The British government has been trying diligently to obtain clemency for Shaikh, including a direct appeal by Prime Minister Gordon Brown. The human-rights organization Reprieve also has been quite involved in working for the sparing of Shaikh’s life by the Chinese government, maintaining that they have psychological evidence of the mental disability of the condemned man – evidence that apparently was ignored by the Chinese courts. All appeals have fallen on deaf ears in the Chinese government, which asserts that all of the rights of the accused were fully protected.
Despite the involvement of the British government, the European Union and international human rights organizations, there is a very simple reason why China probably will execute Akmal Shaikh at the appointed hour – his body will be stripped of its organs to fuel China’s ghoulish but thriving business in black-market organ transplantation.
China executes more people in a single year than all other countries on this planet combined. While they reportedly carried out 1,700 executions last year, human rights groups place the figure much higher – possibly more than 7,000. And it has become well known that China harvests the organs of executed prisoners, with earliest reports appearing in Western newspapers as far back as 1992.
There is intense cultural resistance to voluntary organ donation upon death by rank-and-file Chinese. Yet, incredibly, there are tens of thousands of transplant operations carried out in China each year and some published wait times for a new organ are stated in weeks or even days – this compared to wait times in the West of months or years. In addition, underground Web sites advertise the availability of human organs for transplant in China, quoting prices in U.S. dollars.
In the case of Mr. Shaikh, the earnest protestations by the Chinese government that they are only doing what they must to reduce crime and that the condemned man’s rights were given due process ring hollow when one considers just how valuable his lifeless corpse will be to China’s organ transplant business, which will find ready recipients for his eyes, skin, lungs, heart, liver and kidneys.
It appears that China deserves little distinction from the atrocities attributed to the Nazis during World War II, as they demonstrate an equivalent and appalling contempt for the value of human life.
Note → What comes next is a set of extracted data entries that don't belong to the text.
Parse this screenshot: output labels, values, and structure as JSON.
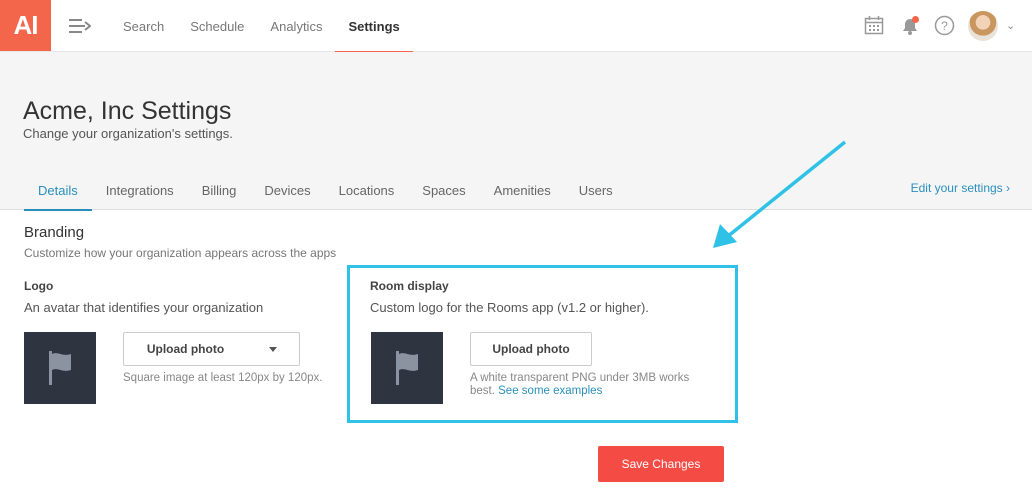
{
  "app": {
    "logo_text": "AI"
  },
  "nav": {
    "items": [
      "Search",
      "Schedule",
      "Analytics",
      "Settings"
    ],
    "active": "Settings"
  },
  "header": {
    "title": "Acme, Inc Settings",
    "subtitle": "Change your organization's settings.",
    "edit_link": "Edit your settings ›"
  },
  "tabs": [
    "Details",
    "Integrations",
    "Billing",
    "Devices",
    "Locations",
    "Spaces",
    "Amenities",
    "Users"
  ],
  "branding": {
    "title": "Branding",
    "subtitle": "Customize how your organization appears across the apps",
    "logo": {
      "title": "Logo",
      "description": "An avatar that identifies your organization",
      "upload_label": "Upload photo",
      "hint": "Square image at least 120px by 120px."
    },
    "room_display": {
      "title": "Room display",
      "description": "Custom logo for the Rooms app (v1.2 or higher).",
      "upload_label": "Upload photo",
      "hint_line1": "A white transparent PNG under 3MB works",
      "hint_line2": "best.",
      "hint_link": "See some examples"
    }
  },
  "save_label": "Save Changes",
  "colors": {
    "brand": "#f4664b",
    "link": "#2a8fbd",
    "highlight": "#2fc2e6",
    "save": "#f44b45"
  },
  "icons": [
    "menu-icon",
    "calendar-icon",
    "bell-icon",
    "help-icon",
    "flag-icon",
    "chevron-down-icon"
  ]
}
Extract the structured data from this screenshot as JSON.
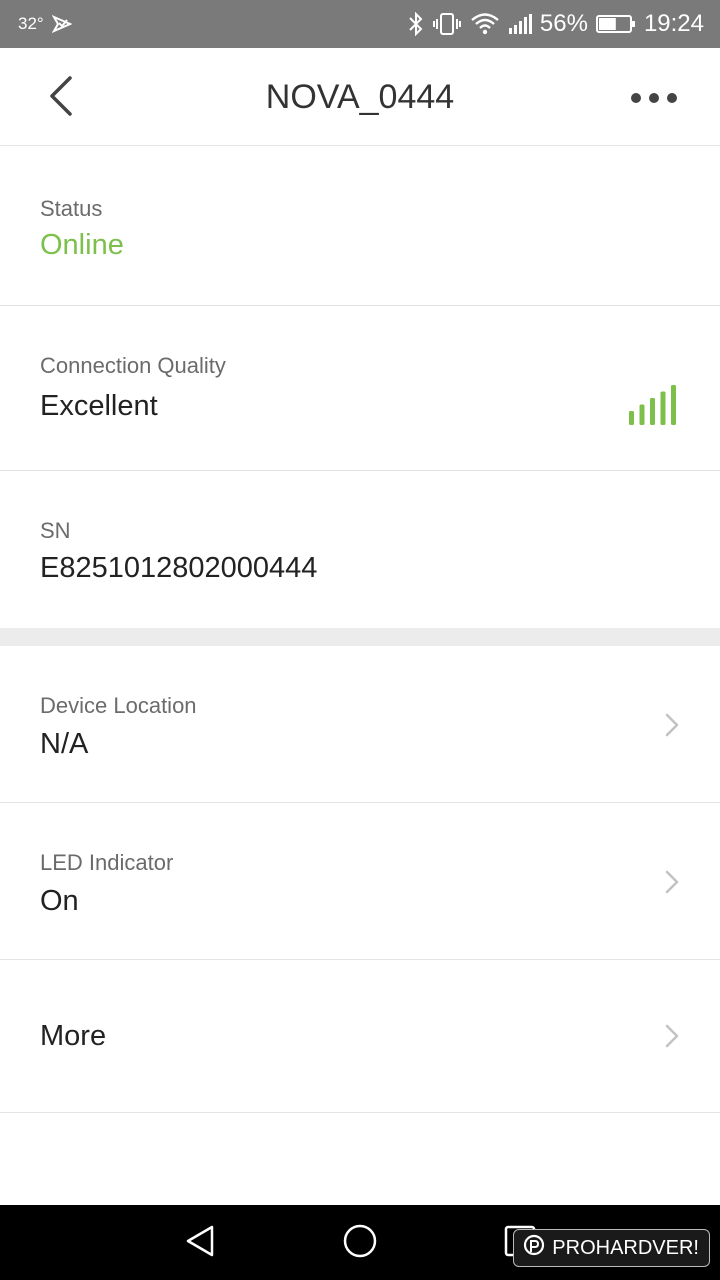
{
  "status_bar": {
    "temperature": "32°",
    "battery_percent": "56%",
    "time": "19:24",
    "battery_level": 0.56,
    "icons": [
      "notification-icon",
      "bluetooth-icon",
      "vibrate-icon",
      "wifi-icon",
      "signal-icon",
      "battery-icon"
    ]
  },
  "header": {
    "title": "NOVA_0444",
    "back_icon": "chevron-left-icon",
    "more_icon": "more-dots-icon"
  },
  "rows": {
    "status": {
      "label": "Status",
      "value": "Online",
      "value_color": "#7cc04b"
    },
    "connection_quality": {
      "label": "Connection Quality",
      "value": "Excellent",
      "signal_bars": 5,
      "signal_color": "#7cc04b"
    },
    "sn": {
      "label": "SN",
      "value": "E8251012802000444"
    },
    "device_location": {
      "label": "Device Location",
      "value": "N/A"
    },
    "led_indicator": {
      "label": "LED Indicator",
      "value": "On"
    },
    "more": {
      "label": "More"
    }
  },
  "nav_bar": {
    "icons": [
      "back-triangle-icon",
      "home-circle-icon",
      "recents-square-icon"
    ]
  },
  "watermark": {
    "text": "PROHARDVER!"
  }
}
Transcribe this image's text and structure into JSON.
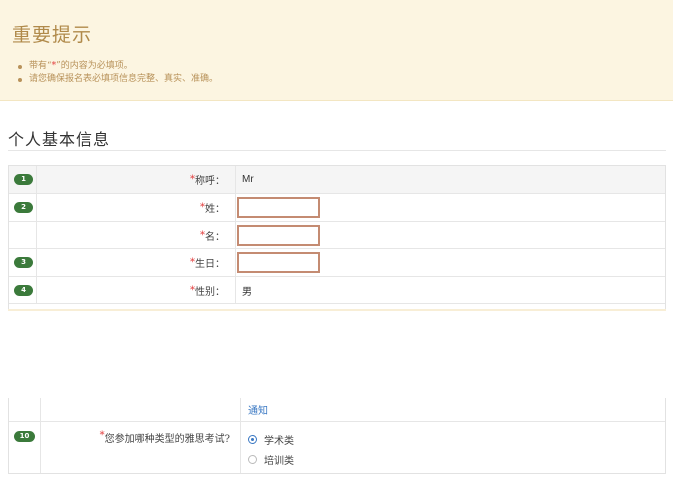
{
  "notice": {
    "title": "重要提示",
    "items": [
      {
        "prefix": "带有“",
        "star": "*",
        "suffix": "”的内容为必填项。"
      },
      {
        "text": "请您确保报名表必填项信息完整、真实、准确。"
      }
    ]
  },
  "section": {
    "title": "个人基本信息"
  },
  "form": {
    "rows": [
      {
        "num": "1",
        "label": "称呼：",
        "value": "Mr"
      },
      {
        "num": "2",
        "label": "姓：",
        "value": ""
      },
      {
        "label": "名：",
        "value": ""
      },
      {
        "num": "3",
        "label": "生日：",
        "value": ""
      },
      {
        "num": "4",
        "label": "性别：",
        "value": "男"
      }
    ],
    "required_mark": "*"
  },
  "lower": {
    "link_text": "通知",
    "question": {
      "num": "10",
      "label": "您参加哪种类型的雅思考试?",
      "options": [
        {
          "label": "学术类",
          "selected": true
        },
        {
          "label": "培训类",
          "selected": false
        }
      ]
    }
  }
}
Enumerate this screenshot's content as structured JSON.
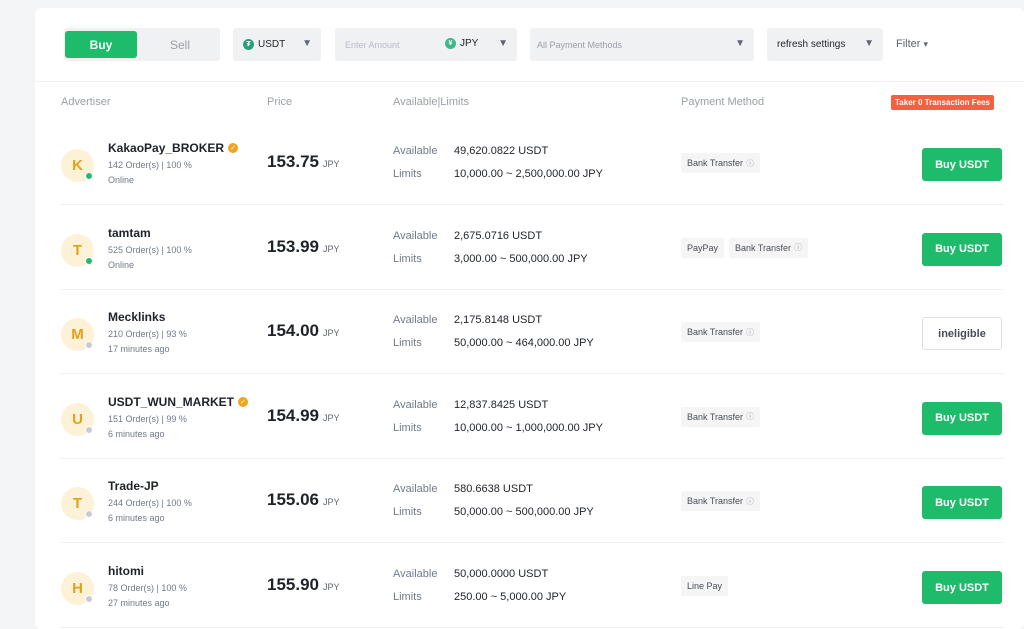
{
  "toolbar": {
    "buy_label": "Buy",
    "sell_label": "Sell",
    "coin": "USDT",
    "coin_icon": "tether-icon",
    "amount_placeholder": "Enter Amount",
    "currency": "JPY",
    "payment_placeholder": "All Payment Methods",
    "refresh": "refresh settings",
    "filter": "Filter"
  },
  "header": {
    "advertiser": "Advertiser",
    "price": "Price",
    "available_limits": "Available|Limits",
    "payment_method": "Payment Method",
    "fee_tag": "Taker 0 Transaction Fees"
  },
  "labels": {
    "available": "Available",
    "limits": "Limits",
    "price_currency": "JPY"
  },
  "colors": {
    "accent": "#1ebc6a",
    "online": "#1ebc6a",
    "offline": "#c8ccd2",
    "fee_tag": "#f6603a"
  },
  "rows": [
    {
      "initial": "K",
      "name": "KakaoPay_BROKER",
      "verified": true,
      "orders": "142 Order(s)  |  100 %",
      "status": "Online",
      "online": true,
      "price": "153.75",
      "available": "49,620.0822 USDT",
      "limits": "10,000.00 ~ 2,500,000.00 JPY",
      "payments": [
        "Bank Transfer"
      ],
      "action": "Buy USDT",
      "eligible": true
    },
    {
      "initial": "T",
      "name": "tamtam",
      "verified": false,
      "orders": "525 Order(s)  |  100 %",
      "status": "Online",
      "online": true,
      "price": "153.99",
      "available": "2,675.0716 USDT",
      "limits": "3,000.00 ~ 500,000.00 JPY",
      "payments": [
        "PayPay",
        "Bank Transfer"
      ],
      "action": "Buy USDT",
      "eligible": true
    },
    {
      "initial": "M",
      "name": "Mecklinks",
      "verified": false,
      "orders": "210 Order(s)  |  93 %",
      "status": "17 minutes ago",
      "online": false,
      "price": "154.00",
      "available": "2,175.8148 USDT",
      "limits": "50,000.00 ~ 464,000.00 JPY",
      "payments": [
        "Bank Transfer"
      ],
      "action": "ineligible",
      "eligible": false
    },
    {
      "initial": "U",
      "name": "USDT_WUN_MARKET",
      "verified": true,
      "orders": "151 Order(s)  |  99 %",
      "status": "6 minutes ago",
      "online": false,
      "price": "154.99",
      "available": "12,837.8425 USDT",
      "limits": "10,000.00 ~ 1,000,000.00 JPY",
      "payments": [
        "Bank Transfer"
      ],
      "action": "Buy USDT",
      "eligible": true
    },
    {
      "initial": "T",
      "name": "Trade-JP",
      "verified": false,
      "orders": "244 Order(s)  |  100 %",
      "status": "6 minutes ago",
      "online": false,
      "price": "155.06",
      "available": "580.6638 USDT",
      "limits": "50,000.00 ~ 500,000.00 JPY",
      "payments": [
        "Bank Transfer"
      ],
      "action": "Buy USDT",
      "eligible": true
    },
    {
      "initial": "H",
      "name": "hitomi",
      "verified": false,
      "orders": "78 Order(s)  |  100 %",
      "status": "27 minutes ago",
      "online": false,
      "price": "155.90",
      "available": "50,000.0000 USDT",
      "limits": "250.00 ~ 5,000.00 JPY",
      "payments": [
        "Line Pay"
      ],
      "action": "Buy USDT",
      "eligible": true
    }
  ]
}
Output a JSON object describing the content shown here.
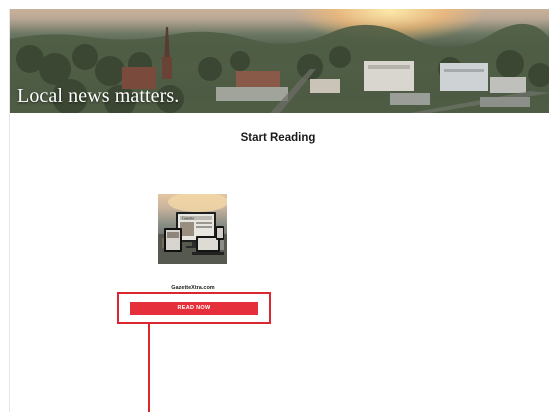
{
  "hero": {
    "caption": "Local news matters."
  },
  "section": {
    "title": "Start Reading"
  },
  "product": {
    "image_label": "Gazette",
    "name": "GazetteXtra.com",
    "button_label": "READ NOW"
  },
  "annotation": {
    "color": "#d9262f"
  },
  "colors": {
    "button": "#e5303b",
    "background": "#ffffff"
  }
}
Special note: For more information on the ghastly practices of the Chinese government with regard to executed prisoners, read this special report by Human Rights Watch, one of the most dedicated and well-known human rights organizations in the world: ORGAN PROCUREMENT AND JUDICIAL EXECUTION IN CHINA
Epilogue: It is 0600 GMT on 29 Dec. Akmal Shaikh is dead, murdered by a barbarous government that kills people for such “capital” crimes as embezzlement and tax fraud. So if you have any sympathy for their claim that drug smuggling is a serious offense, consider that it would be a bullet in your head for that extra deduction you took on your tax return to which you were not really entitled; it would be your body thrown into a furnace after your organs and skin had been harvested to provide transplants for those who take advantage of China’s plentiful “donor pool.”